Hunter New England Health Service is writing to Pelviperineology to request its name be removed from any published works, and to advise the journal it had not approved any such research.

It has also advised the NSW Health office of health and medical research. In its statement the health service said it routinely advised the National Health and Medical Research Council of unapproved research as part of its annual reporting schedule.

Cook Medical’s 2006 statement about the alleged Hunter New England Health Service research was released nearly two years before the first Cook high risk pig intestine Surgisis mesh for prolapse surgery was cleared for use by Australia’s drug and medical device regulator, the Therapeutic Goods Administration, in June, 2008.

A Cook Surgisis mesh for incontinence was cleared for use in Australia in April, 2005, but withdrawn by the manufacturer and cancelled by 2009. Cook also produces a range of mesh hernia repair devices.     

In an interview last week with the Herald Dr Reid said he “went to the (United) States a couple of times and helped them (Cook Medical) design the shapes” of transvaginal meshes (where meshes to treat women dealing with complications after childbirth are implanted via the vagina rather than the abdomen).

Asked if he had completed any research for Cook, Dr Reid replied: “No, I don’t think so.”

He said he made some presentations at international urogynaecological conferences citing 94 per cent success rates using Surgisis, and had “discussions” with Cook about his results, but said “I have no idea what they’re relying on” to refer to research by him at Hunter New England Health Service.

Dr Reid said he had not carried out any surgery, either public or private, in Newcastle.

I have no idea what they're relying on.

Dr Richard Reid about Cook Medical's media release

More than 600 American women have initiated legal action against Cook Medical for “pelvic repair system products”. Nearly 500 cases remained outstanding in court lists obtained by the Herald in February.

A Central Coast woman who launched legal action against Dr Reid in 2014, alleging serious complications after she was implanted with Surgisis mesh, reached a settlement with Dr Reid’s insurer in December.
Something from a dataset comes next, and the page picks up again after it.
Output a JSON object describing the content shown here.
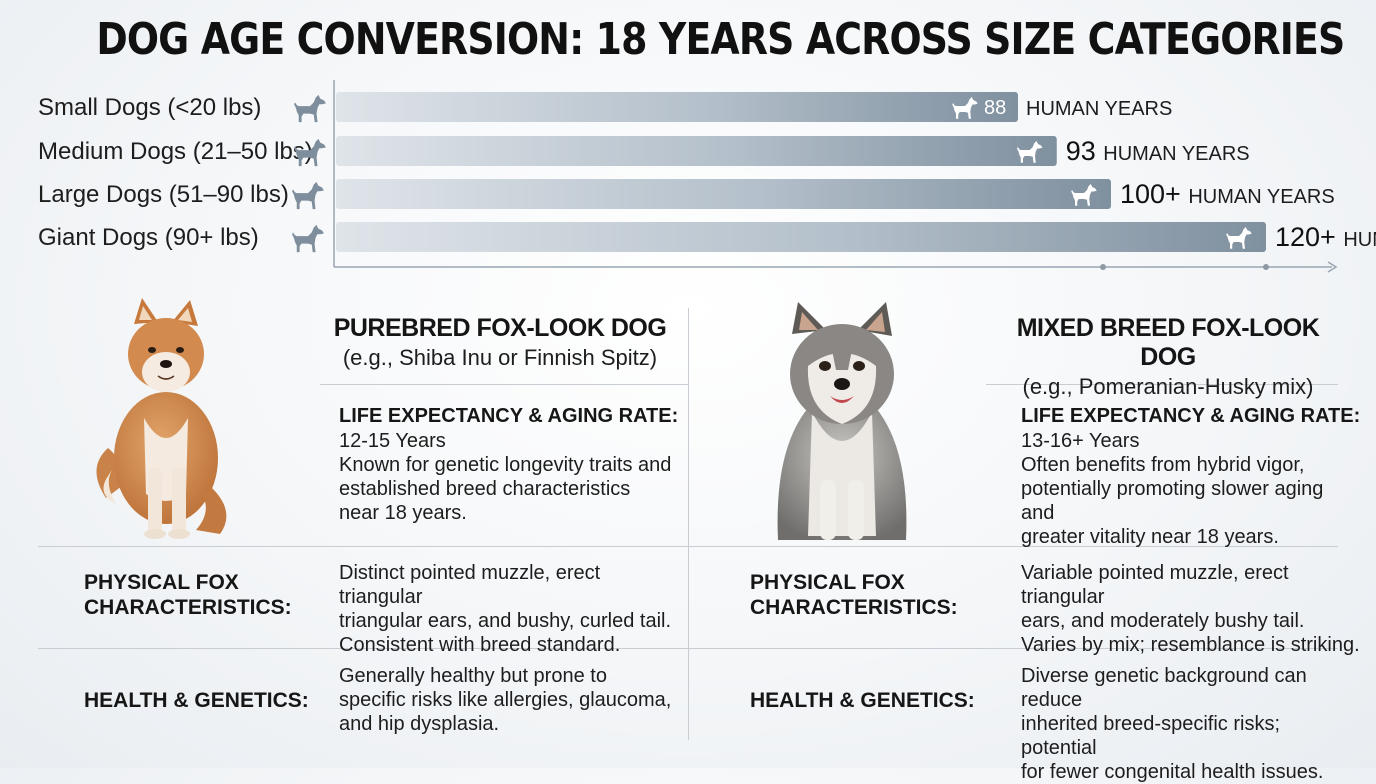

At least five other women have launched legal action against Dr Reid after alleging serious complications relating to pelvic mesh. 
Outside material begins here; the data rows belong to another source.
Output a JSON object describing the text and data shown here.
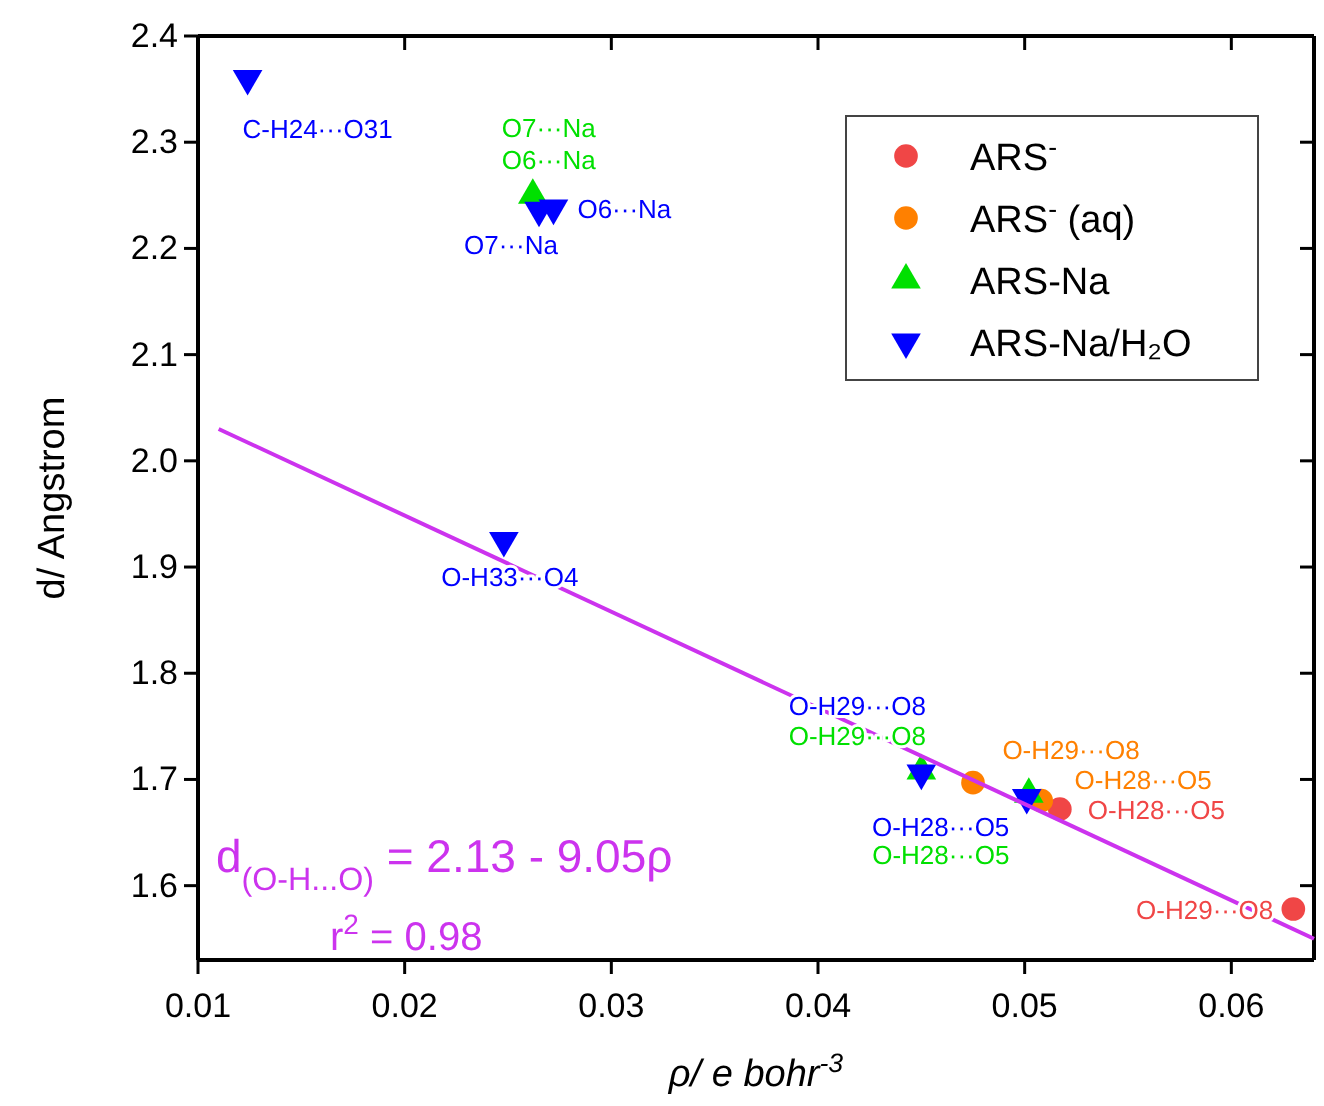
{
  "chart_data": {
    "type": "scatter",
    "xlabel": "ρ/ e bohr$^{-3}$",
    "ylabel": "d/ Angstrom",
    "xlim": [
      0.01,
      0.064
    ],
    "xticks": [
      0.01,
      0.02,
      0.03,
      0.04,
      0.05,
      0.06
    ],
    "ylim": [
      1.53,
      2.4
    ],
    "yticks": [
      1.6,
      1.7,
      1.8,
      1.9,
      {
        "value": 2,
        "label": "2.0"
      },
      2.1,
      2.2,
      2.3,
      2.4
    ],
    "grid": false,
    "legend": "top right",
    "series": [
      {
        "name": "ARS$^{-}$",
        "color": "#f04646",
        "marker": "circle",
        "x": [
          0.0517,
          0.063
        ],
        "values": [
          1.672,
          1.578
        ]
      },
      {
        "name": "ARS$^{-}$ (aq)",
        "color": "#ff8000",
        "marker": "circle",
        "x": [
          0.0475,
          0.0508
        ],
        "values": [
          1.697,
          1.68
        ]
      },
      {
        "name": "ARS-Na",
        "color": "#00e000",
        "marker": "triangle",
        "x": [
          0.045,
          0.0502,
          0.0262
        ],
        "values": [
          1.708,
          1.686,
          2.25
        ]
      },
      {
        "name": "ARS-Na/H₂O",
        "color": "#0000ff",
        "marker": "triangle-down",
        "x": [
          0.045,
          0.0501,
          0.0265,
          0.0272,
          0.0124,
          0.0248
        ],
        "values": [
          1.706,
          1.683,
          2.236,
          2.238,
          2.36,
          1.925
        ]
      },
      {
        "type": "line",
        "color": "#cc33ee",
        "marker": "none",
        "line_style": "solid",
        "x": [
          0.011,
          0.064
        ],
        "values": [
          2.03,
          1.55
        ]
      }
    ],
    "annotations": [
      {
        "text": "C-H24···O31",
        "x": 0.0124,
        "y": 2.36
      },
      {
        "text": "O7···Na",
        "x": 0.0262,
        "y": 2.25
      },
      {
        "text": "O6···Na",
        "x": 0.0262,
        "y": 2.25
      },
      {
        "text": "O6···Na",
        "x": 0.0272,
        "y": 2.238
      },
      {
        "text": "O7···Na",
        "x": 0.0265,
        "y": 2.236
      },
      {
        "text": "O-H33···O4",
        "x": 0.0248,
        "y": 1.925
      },
      {
        "text": "O-H29···O8",
        "x": 0.045,
        "y": 1.706
      },
      {
        "text": "O-H29···O8",
        "x": 0.045,
        "y": 1.708
      },
      {
        "text": "O-H28···O5",
        "x": 0.0501,
        "y": 1.683
      },
      {
        "text": "O-H28···O5",
        "x": 0.0502,
        "y": 1.686
      },
      {
        "text": "O-H29···O8",
        "x": 0.0475,
        "y": 1.697
      },
      {
        "text": "O-H28···O5",
        "x": 0.0508,
        "y": 1.68
      },
      {
        "text": "O-H28···O5",
        "x": 0.0517,
        "y": 1.672
      },
      {
        "text": "O-H29···O8",
        "x": 0.063,
        "y": 1.578
      },
      "d$_{(O-H...O)}$ = 2.13 - 9.05ρ",
      "r$^{2}$ = 0.98"
    ]
  }
}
Dr Petros’s mesh delivery device based on the “integral theory”, which was developed and registered in America by a Tyco Healthcare subsidiary as the IVS Tunneller in 2001, became the first transvaginal mesh delivery system cleared in America to correct pelvic organ prolapse in women.

The IVS Tunneller became the “predicate case” relied on by some of the world’s biggest drug companies to have transvaginal mesh kits “cleared” for sale in America over the following decade to treat prolapse, without independent clinical evidence of safety.

This was despite the IVS Tunneller being developed for incontinenece, and not prolapse. The 2001 clearance has subsequently been heavily criticised.   

More than 100,000 American women have registered for legal action against transvaginal mesh manufacturers in America, and 750 women have registered for class actions in Australia against two American mesh manufacturers.

In February Victorian Senator Derryn Hinch successfully argued for a Senate inquiry into how transvaginal mesh was cleared for use in Australia, and the impacts on Australian women. He compared the transvaginal mesh scandal with the Thalidomide drug scandal in the 1960s.